Overall: 8 Sonics: 8
Title: Trinity One; Label: Burning Blue Records
Based in Asheville, NC, a scant two hours from my Charlotte, NC home, Lyon is a keyboardist and record producer. His fifth release on his own label is an instrumental jazz work that is highly listenable and quite frankly, an exceptional work of traditional, straight ahead jazz.
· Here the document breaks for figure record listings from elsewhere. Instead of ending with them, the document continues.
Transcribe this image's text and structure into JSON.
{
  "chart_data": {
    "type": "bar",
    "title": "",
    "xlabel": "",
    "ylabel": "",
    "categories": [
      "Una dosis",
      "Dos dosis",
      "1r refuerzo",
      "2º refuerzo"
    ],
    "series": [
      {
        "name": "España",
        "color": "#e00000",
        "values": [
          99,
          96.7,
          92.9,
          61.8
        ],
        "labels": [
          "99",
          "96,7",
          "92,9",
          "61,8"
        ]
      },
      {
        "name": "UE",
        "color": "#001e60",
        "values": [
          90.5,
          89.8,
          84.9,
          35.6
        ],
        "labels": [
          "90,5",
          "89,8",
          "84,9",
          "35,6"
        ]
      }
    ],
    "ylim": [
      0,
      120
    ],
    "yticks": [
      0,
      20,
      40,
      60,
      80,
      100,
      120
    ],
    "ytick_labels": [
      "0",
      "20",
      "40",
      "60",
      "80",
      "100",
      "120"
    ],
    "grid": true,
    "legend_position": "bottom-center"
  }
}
He is joined by noted bassist Jimmy Haslip and drummer Bill Berg and what follows is everything from a blazing synth solo on the forth track, “Ezekiel’s Wheels,” to soft and melodic on “In The Day Of Small Things.” I was sometimes stylistically reminded of Pat Metheny and the Yellowjackets yet Lyon also manages to craft his own unique signature on the eight tracks as well. “Trinity One” was simply a joy to listen to from beginning to end.
Overall: 8 Sonics: 8
Title: Diggin Up My Roots; Label: Flip Records
With selections like “Big, Big Back” which happily describes his “baby’s” particular anatomy, as well as a superior rendition of the Ray Charles / Renald Richard song “I Got A Woman,” the latest release by Hatza is a remembrance of his Reading, PA roots and all the R&B he grew up hearing. Mostly self taught, Hatza got what may be charitably termed a “formal education” at a local club called the Grand Hotel where he obtained knowledge of playing the organ and piano. All totaled, there are eleven tracks, with three original works by Hatza and the remainder covers of some of the more noted R&B / Blues works. This is a stellar work and one to which I found myself tapping my toes and completely ignoring what I was supposed to be doing – a music review. Oh, and in case you are wondering why “ORGANization” is spelled as it is, and in case you haven’t already figured it out, Hatza’s skill on the Hammond B-3 will explain things quite well. All fans of the Blues and R&B should check this one out.